Create a multiqc module #257

Open grst opened 1 year ago

grst commented 1 year ago

It would be great to have a multiqc module for cellbender that aggregates plots and metrics from individual cellbender runs into a single HTML report.

This would be particularly useful when processing many samples: Instead of looking at each HTML report individually, one can quickly spot those where cellbender didn't converge or failed in any other regard.

sjfleming commented 1 year ago

This is a really nice idea...

I would be open to community contributions on this! :)

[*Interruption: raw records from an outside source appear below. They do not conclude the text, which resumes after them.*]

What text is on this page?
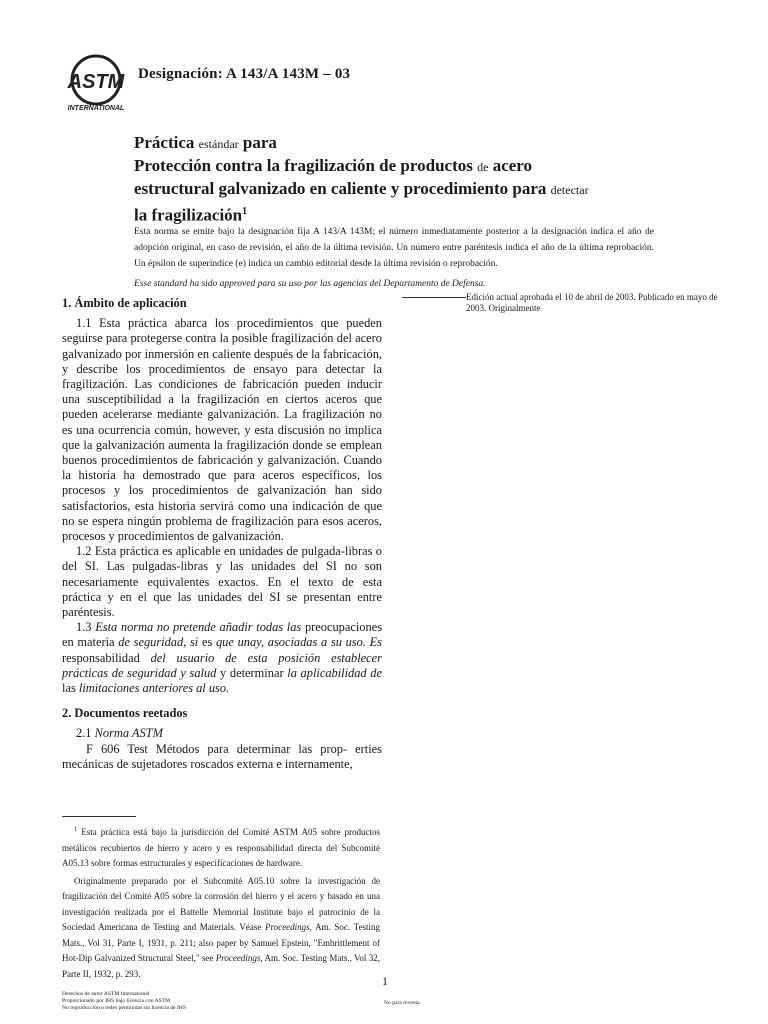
ASTM
INTERNATIONAL
Designación: A 143/A 143M – 03
Práctica estándar para
Protección contra la fragilización de productos de acero
estructural galvanizado en caliente y procedimiento para detectar
la fragilización$^1$

Esta norma se emite bajo la designación fija A 143/A 143M; el número inmediatamente posterior a la designación indica el año de adopción original, en caso de revisión, el año de la última revisión. Un número entre paréntesis indica el año de la última reprobación. Un épsilon de superíndice (e) indica un cambio editorial desde la última revisión o reprobación.

Esse standard ha sido approved para su uso por las agencias del Departamento de Defensa.

1. Ámbito de aplicación

1.1 Esta práctica abarca los procedimientos que pueden seguirse para protegerse contra la posible fragilización del acero galvanizado por inmersión en caliente después de la fabricación, y describe los procedimientos de ensayo para detectar la fragilización. Las condiciones de fabricación pueden inducir una susceptibilidad a la fragilización en ciertos aceros que pueden acelerarse mediante galvanización. La fragilización no es una ocurrencia común, however, y esta discusión no implica que la galvanización aumenta la fragilización donde se emplean buenos procedimientos de fabricación y galvanización. Cuando la historia ha demostrado que para aceros específicos, los procesos y los procedimientos de galvanización han sido satisfactorios, esta historia servirá como una indicación de que no se espera ningún problema de fragilización para esos aceros, procesos y procedimientos de galvanización.

1.2 Esta práctica es aplicable en unidades de pulgada-libras o del SI. Las pulgadas-libras y las unidades del SI no son necesariamente equivalentes exactos. En el texto de esta práctica y en el que las unidades del SI se presentan entre paréntesis.

1.3 Esta norma no pretende añadir todas las preocupaciones en materia de seguridad, si es que unay, asociadas a su uso. Es responsabilidad del usuario de esta posición establecer prácticas de seguridad y salud y determinar la aplicabilidad de las limitaciones anteriores al uso.

2. Documentos reetados

2.1 Norma ASTM

F 606 Test Métodos para determinar las prop- erties mecánicas de sujetadores roscados externa e internamente,

Edición actual aprobada el 10 de abril de 2003. Publicado en mayo de 2003. Originalmente

$^1$ Esta práctica está bajo la jurisdicción del Comité ASTM A05 sobre productos metálicos recubiertos de hierro y acero y es responsabilidad directa del Subcomité A05.13 sobre formas estructurales y especificaciones de hardware.

Originalmente preparado por el Subcomité A05.10 sobre la investigación de fragilización del Comité A05 sobre la corrosión del hierro y el acero y basado en una investigación realizada por el Battelle Memorial Institute bajo el patrocinio de la Sociedad Americana de Testing and Materials. Véase Proceedings, Am. Soc. Testing Mats., Vol 31, Parte I, 1931, p. 211; also paper by Samuel Epstein, "Embrittlement of Hot-Dip Galvanized Structural Steel," see Proceedings, Am. Soc. Testing Mats., Vol 32, Parte II, 1932, p. 293.

1
Derechos de autor ASTM International
Proporcionado por IHS bajo licencia con ASTM
No reproducción o redes permitidas sin licencia de IHS
No para reventa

It might be the case that you could make such a report based on the individual metrics.csv files from each sample. That is at least what I intended as the use for those metrics files. If they lack information that would be important for creating such a report, it might be a good idea to include additional information in the metrics.csv

grst commented 1 year ago

Hi @sjfleming,

I'm not promising anything, but if it turns out that we end up using cellbender as a routine step in our single-cell processing pipeline, I might be able to justify spending time on this.

In any case, they metrics.csv is a good start, but what I'd really like to have the the reports as well is the training plot for each sample

and potentially a simplified version of the cell probability plot:

I don't think these information are currently made available in any machine-readable format. MultiQC reports usually also contain an overview of QC warnings/failures per sample. It would be nice to not have to parse them from the HTML report.

I'm not sure what would be the natural way to include them in a metrics.csv... Maybe a metrics.json or metrics.yml would be more natural?

{
  "total_raw_counts": 10121979,
  [...],
  "training_progress": {
    "train": {
      "x": [0, 10, 15, 27 ... ],
      "y": [...]
    },
    "test": { ... },
   },
  "cell_probability": {
      "x": [...],
      "y": [...],
   },
   "warnings": [
      {
         "id": "learning_curve_didnt_converge",
         "description": "The learning curve didn't converge... Please check ..."
      }
   ]
}
sjfleming commented 1 year ago

I would certainly be open to the idea of a metrics.json